Smf Seo Versiyon , -- Seo entegre sistem.

rray
ehlidunya
Fri 10 June 2011, 03:52 pm GMT +0200
   

   
Hadisin büyük kahramanı Ebû Hüreyre

Bir süredir sünnetin bir Müslüman için ne ifade ettiğini, sünnete bağlı yaşamamanın ehemmiyetini anlatmaya çalışıyorduk. Bu bahsi devam ettirmek arzusundayız.

Çünkü yaşadığımız dinin büyük ekseriyeti sünnet kaynaklıdır. Bu sebeple sünnetin ehemmiyeti kadar, sünnete ve sünneti en saf ve duru haliyle bize intikal ettiren sahabe ve tabiûn efendilerimize saldırıların sebebini de bilmek zorundayız. Müsteşriklerle, onların İslâm dünyasındaki takipçilerinin hücum oklarına en fazla maruz kalanlar, en çok hadis rivayet eden ve hadis ıstılahında "Müksirûn" olarak anılan, sahabe efendilerimizdir.

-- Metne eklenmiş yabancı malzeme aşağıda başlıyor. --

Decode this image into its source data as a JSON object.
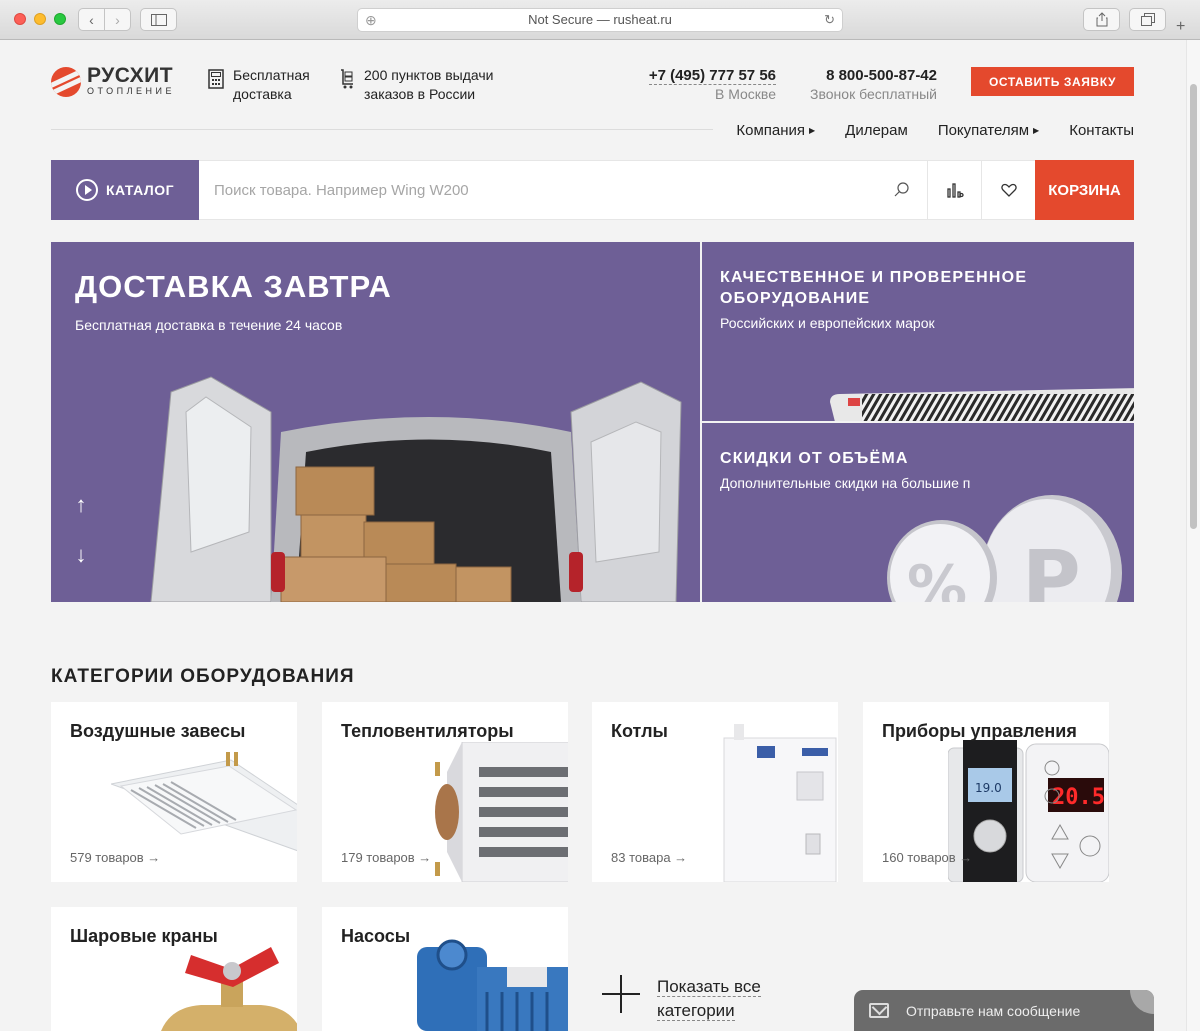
{
  "browser": {
    "address": "Not Secure — rusheat.ru"
  },
  "header": {
    "logo_name": "РУСХИТ",
    "logo_sub": "ОТОПЛЕНИЕ",
    "delivery_line1": "Бесплатная",
    "delivery_line2": "доставка",
    "points_line1": "200 пунктов выдачи",
    "points_line2": "заказов в России",
    "phone1": "+7 (495) 777 57 56",
    "phone1_caption": "В Москве",
    "phone2": "8 800-500-87-42",
    "phone2_caption": "Звонок бесплатный",
    "cta_label": "ОСТАВИТЬ ЗАЯВКУ"
  },
  "nav": {
    "items": [
      {
        "label": "Компания",
        "has_submenu": true
      },
      {
        "label": "Дилерам",
        "has_submenu": false
      },
      {
        "label": "Покупателям",
        "has_submenu": true
      },
      {
        "label": "Контакты",
        "has_submenu": false
      }
    ]
  },
  "search": {
    "catalog_label": "КАТАЛОГ",
    "placeholder": "Поиск товара. Например Wing W200",
    "cart_label": "КОРЗИНА"
  },
  "banners": {
    "main_title": "ДОСТАВКА ЗАВТРА",
    "main_sub": "Бесплатная доставка в течение 24 часов",
    "quality_title": "КАЧЕСТВЕННОЕ И ПРОВЕРЕННОЕ ОБОРУДОВАНИЕ",
    "quality_sub": "Российских и европейских марок",
    "discount_title": "СКИДКИ ОТ ОБЪЁМА",
    "discount_sub": "Дополнительные скидки на большие п"
  },
  "categories": {
    "title": "КАТЕГОРИИ ОБОРУДОВАНИЯ",
    "items": [
      {
        "name": "Воздушные завесы",
        "count": "579 товаров →"
      },
      {
        "name": "Тепловентиляторы",
        "count": "179 товаров →"
      },
      {
        "name": "Котлы",
        "count": "83 товара →"
      },
      {
        "name": "Приборы управления",
        "count": "160 товаров →"
      },
      {
        "name": "Шаровые краны",
        "count": ""
      },
      {
        "name": "Насосы",
        "count": ""
      }
    ],
    "show_all_line1": "Показать все",
    "show_all_line2": "категории",
    "display_value": "20.5",
    "thermostat_value": "19.0"
  },
  "chat": {
    "label": "Отправьте нам сообщение"
  },
  "colors": {
    "accent": "#e4492d",
    "brand_purple": "#6e5f96"
  }
}
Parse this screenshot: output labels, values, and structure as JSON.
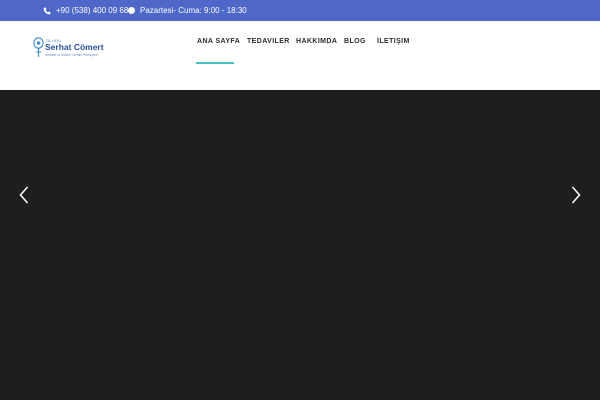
{
  "topbar": {
    "phone": "+90 (538) 400 09 68",
    "hours": "Pazartesi- Cuma: 9:00 - 18:30",
    "background": "#4e67c9"
  },
  "logo": {
    "small": "OLUDU",
    "name": "Serhat Cömert",
    "tagline": "Medikal ve Estetik Cerrahi Teknisyeni"
  },
  "nav": {
    "items": [
      {
        "label": "ANA SAYFA",
        "active": true
      },
      {
        "label": "TEDAVILER"
      },
      {
        "label": "HAKKIMDA"
      },
      {
        "label": "BLOG"
      },
      {
        "label": "İLETIŞIM"
      }
    ],
    "accent": "#40c3c3"
  },
  "hero": {
    "background": "#1e1e1e",
    "prev_icon": "chevron-left-icon",
    "next_icon": "chevron-right-icon"
  }
}
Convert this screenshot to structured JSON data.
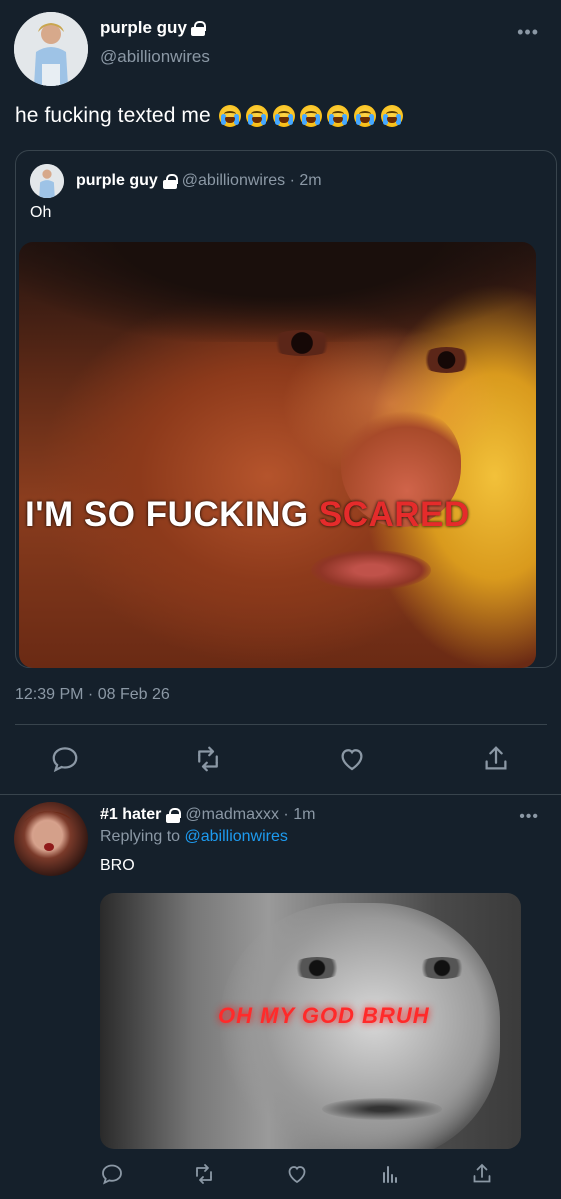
{
  "main_tweet": {
    "display_name": "purple guy",
    "handle": "@abillionwires",
    "text": "he fucking texted me",
    "emoji_count": 7,
    "emoji_icon": "loudly-crying-face-icon",
    "timestamp": "12:39 PM · 08 Feb 26",
    "quoted": {
      "display_name": "purple guy",
      "handle": "@abillionwires · 2m",
      "text": "Oh",
      "media_caption_white": "I'M SO FUCKING ",
      "media_caption_red": "SCARED"
    },
    "actions": [
      "reply-icon",
      "retweet-icon",
      "like-icon",
      "share-icon"
    ]
  },
  "reply_tweet": {
    "display_name": "#1 hater",
    "handle": "@madmaxxx · 1m",
    "replying_label": "Replying to",
    "replying_handle": "@abillionwires",
    "text": "BRO",
    "media_caption": "OH MY GOD BRUH",
    "actions": [
      "reply-icon",
      "retweet-icon",
      "like-icon",
      "analytics-icon",
      "share-icon"
    ]
  },
  "colors": {
    "background": "#15202b",
    "divider": "#38444d",
    "muted": "#8b98a5",
    "link": "#1d9bf0",
    "caption_red": "#e52b2b"
  }
}
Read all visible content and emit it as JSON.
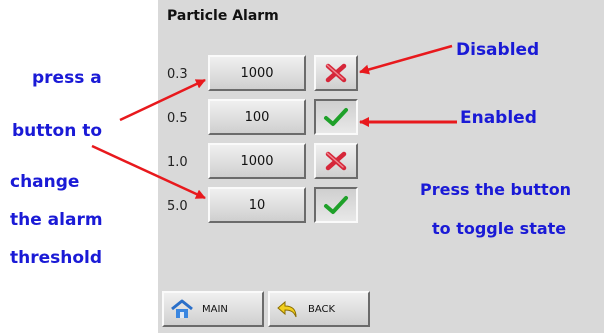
{
  "screen": {
    "title": "Particle Alarm",
    "rows": [
      {
        "size": "0.3",
        "threshold": "1000",
        "state": "disabled",
        "toggle_icon": "cross-icon"
      },
      {
        "size": "0.5",
        "threshold": "100",
        "state": "enabled",
        "toggle_icon": "check-icon"
      },
      {
        "size": "1.0",
        "threshold": "1000",
        "state": "disabled",
        "toggle_icon": "cross-icon"
      },
      {
        "size": "5.0",
        "threshold": "10",
        "state": "enabled",
        "toggle_icon": "check-icon"
      }
    ],
    "nav": {
      "main_label": "MAIN",
      "main_icon": "home-icon",
      "back_label": "BACK",
      "back_icon": "back-arrow-icon"
    }
  },
  "annotations": {
    "left_lines": [
      "press a",
      "button to",
      "change",
      "the alarm",
      "threshold"
    ],
    "disabled": "Disabled",
    "enabled": "Enabled",
    "toggle_lines": [
      "Press the button",
      "to toggle state"
    ],
    "text_color": "#1a1ad6",
    "arrow_color": "#e8191d"
  },
  "colors": {
    "panel_bg": "#d9d9d9",
    "cross": "#d6273a",
    "check": "#1fa12a"
  }
}
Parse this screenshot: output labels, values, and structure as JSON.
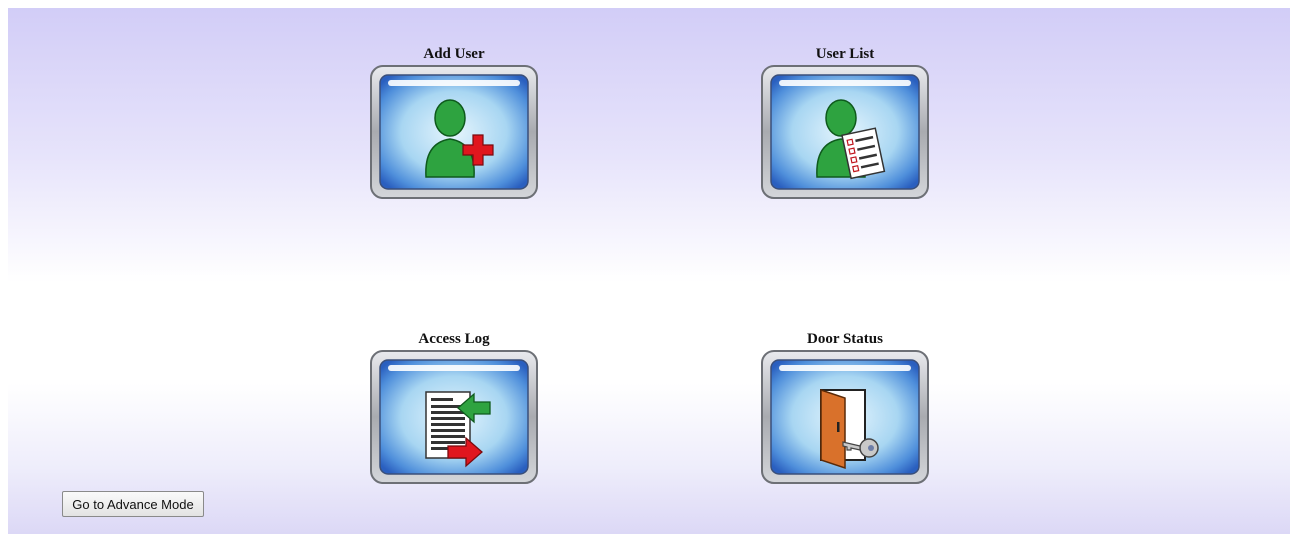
{
  "tiles": [
    {
      "label": "Add User",
      "icon": "add-user-icon"
    },
    {
      "label": "User List",
      "icon": "user-list-icon"
    },
    {
      "label": "Access Log",
      "icon": "access-log-icon"
    },
    {
      "label": "Door Status",
      "icon": "door-status-icon"
    }
  ],
  "advance_button": {
    "label": "Go to Advance Mode"
  },
  "colors": {
    "background_top": "#d2cdf7",
    "frame_gray": "#a9abb0",
    "screen_blue": "#3d7bd6",
    "person_green": "#2ea340",
    "accent_red": "#e0161e",
    "door_orange": "#d9712b"
  }
}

Dinimiz bize sahabe-i kiram vasıtasıyla intikal etmiştir; dolayısıyla da onlara dokunan her şey, dinimize dokunmuş sayılır. Bu itibarla konunun ehemmiyetine binaen, "Müksirûn"un en önemlilerinden Hz. Ebû Hüreyre'yi kısa da olsa tanımaya çalışalım:

Hz. Ebû Hüreyre (radıyallâhu anh), Yemen'in Devs kabilesindendi. Hicret'in yedinci yılı başında Müslüman olup Medine'ye hicret etti. Fakir ve kimsesiz olduğu için Efendimiz onu "Ashab-ı suffe"nin arasına aldı ve Ebû Hüreyre bu şekilde Allah Resûlü'yle dört yıl bir arada kalma şerefine nail oldu.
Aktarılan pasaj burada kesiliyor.